I have the following problem:

Give an example of arithmetic theory $T$ (i.e $T$ contains $\operatorname{PA}$ and has recursively enumerable set of axioms), such that theory $U = T + \operatorname{Con}_{T}$ is consistent, but theory $T + \operatorname{Con}_{U}$ is inconsistent.

It was already discussed here that we can easily have a consistent arithmetic theory $T$, such that $T + \operatorname{Con}_T$ is inconsistent by simply taking $T = \operatorname{PA} + \neg \operatorname{Con}_{PA}$. But what if we want to reach inconsistency by taking $\operatorname{Con}$ twice and not once?

My initial idea was to take $T = \operatorname{PA} + \neg \operatorname{Con}(\operatorname{PA} + \operatorname{Con_{PA}})$. Then $T + \operatorname{Con}_U$ is inconsistent, but I was not able to show that $T + \operatorname{Con}_T$ is consistent (and now I even think it is not the case).

Answer 1

Your initial idea is correct. $\DeclareMathOperator{Con}{Con}$ We can indeed prove that $T + \Con_T$ is consistent.

To do so, suppose $PA$ is consistent. Then by Gödel’s second incompleteness theorem, $PA + \neg \Con(PA)$ is also consistent. And clearly, $PA \vdash \Con(PA + \Con(PA)) \implies \Con(PA)$; thus, contrapositively, $PA + \neg \Con(PA) \vdash \neg \Con(PA + \Con(PA))$. So we see that $PA + \neg \Con(PA + \Con(PA))$ is consistent. That is, $T$ is consistent.

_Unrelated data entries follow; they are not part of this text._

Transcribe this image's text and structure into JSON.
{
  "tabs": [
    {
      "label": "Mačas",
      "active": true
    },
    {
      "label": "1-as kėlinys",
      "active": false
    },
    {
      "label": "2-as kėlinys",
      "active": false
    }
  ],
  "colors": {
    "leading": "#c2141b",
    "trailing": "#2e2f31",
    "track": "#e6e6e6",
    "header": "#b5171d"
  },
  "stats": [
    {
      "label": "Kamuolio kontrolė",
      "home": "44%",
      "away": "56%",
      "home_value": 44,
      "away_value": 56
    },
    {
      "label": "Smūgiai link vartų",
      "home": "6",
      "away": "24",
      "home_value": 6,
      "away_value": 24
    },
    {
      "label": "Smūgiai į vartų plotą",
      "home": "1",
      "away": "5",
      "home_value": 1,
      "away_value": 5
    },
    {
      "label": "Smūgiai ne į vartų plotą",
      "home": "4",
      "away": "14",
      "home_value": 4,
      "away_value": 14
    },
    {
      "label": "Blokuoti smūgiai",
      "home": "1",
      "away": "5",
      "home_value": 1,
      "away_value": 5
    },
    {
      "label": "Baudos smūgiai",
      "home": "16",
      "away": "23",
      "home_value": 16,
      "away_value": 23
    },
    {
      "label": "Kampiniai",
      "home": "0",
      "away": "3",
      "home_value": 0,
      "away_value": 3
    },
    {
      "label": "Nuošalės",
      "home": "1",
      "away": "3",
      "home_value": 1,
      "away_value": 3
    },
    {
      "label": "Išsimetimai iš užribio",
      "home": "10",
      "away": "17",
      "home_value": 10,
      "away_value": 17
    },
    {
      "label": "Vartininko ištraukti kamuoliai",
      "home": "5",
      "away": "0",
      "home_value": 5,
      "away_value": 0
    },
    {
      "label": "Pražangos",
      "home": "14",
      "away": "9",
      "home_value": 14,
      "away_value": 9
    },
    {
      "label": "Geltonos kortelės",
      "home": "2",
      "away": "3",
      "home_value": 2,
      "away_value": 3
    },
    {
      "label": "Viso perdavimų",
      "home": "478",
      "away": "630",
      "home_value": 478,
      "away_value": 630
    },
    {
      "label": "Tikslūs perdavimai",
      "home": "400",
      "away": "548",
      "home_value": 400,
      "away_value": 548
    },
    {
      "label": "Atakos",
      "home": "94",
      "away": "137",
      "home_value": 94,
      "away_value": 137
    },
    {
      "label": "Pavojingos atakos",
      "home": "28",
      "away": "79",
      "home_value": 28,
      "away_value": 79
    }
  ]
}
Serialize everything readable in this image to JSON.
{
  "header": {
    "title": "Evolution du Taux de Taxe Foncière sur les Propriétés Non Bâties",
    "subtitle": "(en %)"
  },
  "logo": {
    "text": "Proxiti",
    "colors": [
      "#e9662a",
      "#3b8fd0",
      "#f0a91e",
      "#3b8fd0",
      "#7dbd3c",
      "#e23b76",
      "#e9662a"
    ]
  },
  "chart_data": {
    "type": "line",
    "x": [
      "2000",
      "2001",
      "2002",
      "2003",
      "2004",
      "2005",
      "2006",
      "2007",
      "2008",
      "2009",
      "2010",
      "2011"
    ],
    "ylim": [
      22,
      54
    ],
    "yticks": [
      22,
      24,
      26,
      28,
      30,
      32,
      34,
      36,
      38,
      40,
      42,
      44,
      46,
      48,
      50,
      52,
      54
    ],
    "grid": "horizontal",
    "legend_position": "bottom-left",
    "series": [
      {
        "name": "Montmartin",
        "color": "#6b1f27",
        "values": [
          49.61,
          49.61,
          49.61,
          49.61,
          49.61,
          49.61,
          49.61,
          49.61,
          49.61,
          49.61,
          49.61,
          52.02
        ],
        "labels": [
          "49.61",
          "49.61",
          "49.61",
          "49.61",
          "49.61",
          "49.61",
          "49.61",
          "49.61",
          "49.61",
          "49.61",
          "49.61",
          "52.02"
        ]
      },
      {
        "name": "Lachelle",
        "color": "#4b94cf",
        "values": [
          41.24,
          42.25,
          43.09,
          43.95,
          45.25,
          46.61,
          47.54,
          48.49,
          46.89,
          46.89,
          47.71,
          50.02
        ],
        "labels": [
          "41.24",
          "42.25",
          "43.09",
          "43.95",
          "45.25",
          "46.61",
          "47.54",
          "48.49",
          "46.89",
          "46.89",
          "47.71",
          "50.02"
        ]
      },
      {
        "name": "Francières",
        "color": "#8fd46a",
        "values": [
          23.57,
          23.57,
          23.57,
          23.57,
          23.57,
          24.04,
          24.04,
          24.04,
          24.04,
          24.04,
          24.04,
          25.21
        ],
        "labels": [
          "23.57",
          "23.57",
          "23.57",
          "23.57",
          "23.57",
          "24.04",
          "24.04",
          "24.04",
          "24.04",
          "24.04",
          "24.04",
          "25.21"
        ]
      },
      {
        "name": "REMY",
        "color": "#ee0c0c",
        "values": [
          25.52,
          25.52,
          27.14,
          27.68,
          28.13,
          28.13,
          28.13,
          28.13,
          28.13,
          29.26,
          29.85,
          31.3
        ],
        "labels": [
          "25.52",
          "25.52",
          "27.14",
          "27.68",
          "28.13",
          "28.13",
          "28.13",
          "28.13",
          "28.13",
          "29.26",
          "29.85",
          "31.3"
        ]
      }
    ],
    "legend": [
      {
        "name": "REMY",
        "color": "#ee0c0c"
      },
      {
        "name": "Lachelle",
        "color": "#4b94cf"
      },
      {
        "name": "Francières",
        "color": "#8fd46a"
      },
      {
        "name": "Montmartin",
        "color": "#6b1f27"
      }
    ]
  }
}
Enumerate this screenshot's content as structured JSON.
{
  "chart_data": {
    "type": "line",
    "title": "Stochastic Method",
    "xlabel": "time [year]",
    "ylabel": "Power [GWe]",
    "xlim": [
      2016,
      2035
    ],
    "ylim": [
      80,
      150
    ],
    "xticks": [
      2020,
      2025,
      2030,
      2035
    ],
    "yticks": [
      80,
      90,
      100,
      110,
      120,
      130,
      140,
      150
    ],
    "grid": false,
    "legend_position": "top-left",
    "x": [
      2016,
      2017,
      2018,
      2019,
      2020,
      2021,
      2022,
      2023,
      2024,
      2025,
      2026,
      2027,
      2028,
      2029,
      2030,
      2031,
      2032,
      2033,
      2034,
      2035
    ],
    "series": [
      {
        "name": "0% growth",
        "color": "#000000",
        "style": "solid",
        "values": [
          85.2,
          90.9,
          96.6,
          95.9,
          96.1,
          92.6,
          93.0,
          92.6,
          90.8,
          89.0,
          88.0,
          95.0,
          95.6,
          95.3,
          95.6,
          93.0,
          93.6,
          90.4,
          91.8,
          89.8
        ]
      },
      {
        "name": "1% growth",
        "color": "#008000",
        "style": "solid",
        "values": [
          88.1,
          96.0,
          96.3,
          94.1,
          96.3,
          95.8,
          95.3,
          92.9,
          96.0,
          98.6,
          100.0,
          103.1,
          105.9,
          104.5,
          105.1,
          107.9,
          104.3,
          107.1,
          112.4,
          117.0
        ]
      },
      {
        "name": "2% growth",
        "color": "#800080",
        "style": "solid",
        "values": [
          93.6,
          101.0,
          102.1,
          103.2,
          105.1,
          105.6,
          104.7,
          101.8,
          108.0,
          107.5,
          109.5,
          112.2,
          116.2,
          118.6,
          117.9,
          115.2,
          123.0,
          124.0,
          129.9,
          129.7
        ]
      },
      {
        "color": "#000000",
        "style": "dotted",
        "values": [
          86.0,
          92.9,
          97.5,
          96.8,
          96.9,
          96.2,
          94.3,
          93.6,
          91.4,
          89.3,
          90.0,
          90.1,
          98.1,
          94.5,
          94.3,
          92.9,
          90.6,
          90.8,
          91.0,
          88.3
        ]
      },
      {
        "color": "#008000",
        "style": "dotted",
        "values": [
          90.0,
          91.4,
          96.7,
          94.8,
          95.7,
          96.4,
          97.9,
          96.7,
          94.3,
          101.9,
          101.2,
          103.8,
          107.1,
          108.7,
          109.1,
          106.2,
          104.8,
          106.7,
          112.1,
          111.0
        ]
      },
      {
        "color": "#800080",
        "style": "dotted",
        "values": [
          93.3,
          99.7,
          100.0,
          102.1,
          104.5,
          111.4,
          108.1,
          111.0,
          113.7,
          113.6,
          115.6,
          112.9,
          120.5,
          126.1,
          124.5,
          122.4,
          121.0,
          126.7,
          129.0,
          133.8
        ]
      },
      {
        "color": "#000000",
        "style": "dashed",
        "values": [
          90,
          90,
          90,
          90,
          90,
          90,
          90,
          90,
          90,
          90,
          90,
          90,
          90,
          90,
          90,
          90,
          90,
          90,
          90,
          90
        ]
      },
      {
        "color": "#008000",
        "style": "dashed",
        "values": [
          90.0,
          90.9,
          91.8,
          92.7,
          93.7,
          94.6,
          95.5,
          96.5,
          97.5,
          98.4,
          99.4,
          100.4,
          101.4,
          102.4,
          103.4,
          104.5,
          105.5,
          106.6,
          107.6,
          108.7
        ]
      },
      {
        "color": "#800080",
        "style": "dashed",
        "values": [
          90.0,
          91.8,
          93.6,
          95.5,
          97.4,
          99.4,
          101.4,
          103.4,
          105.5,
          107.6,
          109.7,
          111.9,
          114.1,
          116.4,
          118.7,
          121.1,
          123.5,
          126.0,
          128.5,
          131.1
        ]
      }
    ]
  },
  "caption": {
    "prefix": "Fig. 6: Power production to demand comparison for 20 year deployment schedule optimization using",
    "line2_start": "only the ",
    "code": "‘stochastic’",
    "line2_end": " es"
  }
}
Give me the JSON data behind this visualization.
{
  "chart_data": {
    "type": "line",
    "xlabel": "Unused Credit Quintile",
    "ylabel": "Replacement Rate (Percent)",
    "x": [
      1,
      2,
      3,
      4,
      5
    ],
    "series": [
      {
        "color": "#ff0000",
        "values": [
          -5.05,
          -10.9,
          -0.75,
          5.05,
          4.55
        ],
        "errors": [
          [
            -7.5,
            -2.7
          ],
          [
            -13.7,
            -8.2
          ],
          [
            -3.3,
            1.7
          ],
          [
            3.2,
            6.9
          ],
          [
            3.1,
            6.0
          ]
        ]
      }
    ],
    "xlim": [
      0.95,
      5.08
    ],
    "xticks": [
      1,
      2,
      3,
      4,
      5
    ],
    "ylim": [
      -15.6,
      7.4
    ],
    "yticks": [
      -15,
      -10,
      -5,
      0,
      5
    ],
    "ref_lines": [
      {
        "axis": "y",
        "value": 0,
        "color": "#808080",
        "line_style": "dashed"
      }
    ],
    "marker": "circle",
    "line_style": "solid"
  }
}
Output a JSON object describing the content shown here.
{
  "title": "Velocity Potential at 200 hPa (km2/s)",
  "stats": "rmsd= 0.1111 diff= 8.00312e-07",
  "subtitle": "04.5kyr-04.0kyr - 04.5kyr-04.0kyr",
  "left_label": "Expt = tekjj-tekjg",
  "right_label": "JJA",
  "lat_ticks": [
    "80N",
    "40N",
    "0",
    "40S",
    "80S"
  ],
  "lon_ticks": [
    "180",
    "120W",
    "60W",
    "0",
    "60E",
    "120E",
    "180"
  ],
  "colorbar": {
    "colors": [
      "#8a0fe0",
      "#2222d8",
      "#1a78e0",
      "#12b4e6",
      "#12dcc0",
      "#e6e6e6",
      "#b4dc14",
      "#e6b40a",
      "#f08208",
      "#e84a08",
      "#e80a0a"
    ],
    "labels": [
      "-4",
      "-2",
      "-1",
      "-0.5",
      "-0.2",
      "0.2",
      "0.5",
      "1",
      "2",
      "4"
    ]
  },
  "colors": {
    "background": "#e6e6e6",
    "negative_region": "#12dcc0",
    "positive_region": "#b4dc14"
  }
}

We can formalise the above argument in PA itself to show that $PA + \Con(PA) \vdash \Con(T)$. Now $\mathbb{N} \models PA$, so $PA$ is consistent. Thus, $\mathbb{N} \models \Con(PA)$, so moreover $PA + \Con(PA)$ is consistent. Apply Gödel’s incompleteness theorem to get that $Q = PA + \Con(PA) + \neg \Con(PA + \Con(PA))$ is consistent. Then $Q \vdash T$ and $Q \vdash \Con_T$, so $T + \Con_T$ is consistent.